Eastern Gulf of Maine Sampled with single-day cruises on:
8/1/12
8/16/12
8/22/12
7/31/13
7/22/14
8/5/14
8/6/14
8/7/14 Methods & Sampling Date Site 8/1/12 MB1 8/16/12 MB1 & MB2 8/22/12 WB1 7/31/13 WB2 7/22/14 WB3 8/5/14 WB3 8/6/14 WB3 8/7/14 WB3 |
Rocky intertidal habitats in the Gulf of Maine (GoM) provide a model system to examine the structure and dynamics of natural communities. Throughout the Gulf of Maine, the same species are often found in these habitats but community structure, dynamics and productivity differ markedly among 3 distinct regions (southern, central and northern GoM). Past influential work, conducted primarily in the southern and central GoM, focused on the local processes driving intertidal community structure but produced very different conceptual models of how these communities are structured. This project examines whether regional differences in rocky shore community processes are driven by differences in recruitment that are shaped by regional variation in temperature and food availability and nearshore coastal oceanography. This project will improve the understanding of how large-scale environmental forces interact with local processes to control the distribution of species and the structure and dynamics of these communities. Understanding the interaction between processes operating at different scales is fundamentally important to developing more reliable models that can be used to predict community dynamics. In addition, data resulting from this project will have important implications for regional dynamics in commercially important species and for ecosystem and fisheries management within the GoM.
The overarching hypothesis of this project is that regional differences in community-level processes are driven by very different patterns of population connectivity and recruitment in a few key species, and that these differences are ultimately caused by regional variation in temperature and food availability and mediated by physical larval transport processes. Hence, the project will test the following hypotheses with manipulative field experiments, field sampling, connectivity estimates, and integrative modeling:
1) Locally-dispersing species dominate dynamics in regions with a net export of planktonic larvae (Northern GoM), while species with planktonic larvae dominate the dynamics in regions with high settlement and extensive connectivity among populations (Southern GoM).
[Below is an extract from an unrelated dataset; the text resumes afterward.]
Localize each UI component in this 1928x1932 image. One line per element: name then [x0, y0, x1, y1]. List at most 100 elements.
2) Settlement density of species with planktonic larvae increases from northern to southern regions in accord with regional variation in food availability.
3) Population connectivity varies greatly among regions, with regions differing in the degree to which they are self-seeded or serve as larval sources vs. sinks; self-seeding leads to relatively localized population dynamics in the middle portion of the GoM.
4) Patterns of population connectivity are driven by physical transport processes and can be represented by coupling basic larval behavior models with circulation models.
At 18 different sites in the GoM across ~ 600 km, surveys will evaluate variation in recruitment, food availability and secondary productivity and experiments will assess community processes in wave-exposed and sheltered habitats. We will use hydrographic, current profile, and larval vertical distribution surveys to collect data for coupled larval/circulation models. Population connectivity will be both modeled and empirically evaluated (for one species) using elemental fingerprinting. A spatially explicit metacommunity model will integrate across all project components and test the relative importance of regional and local processes in controlling community organization and dynamics.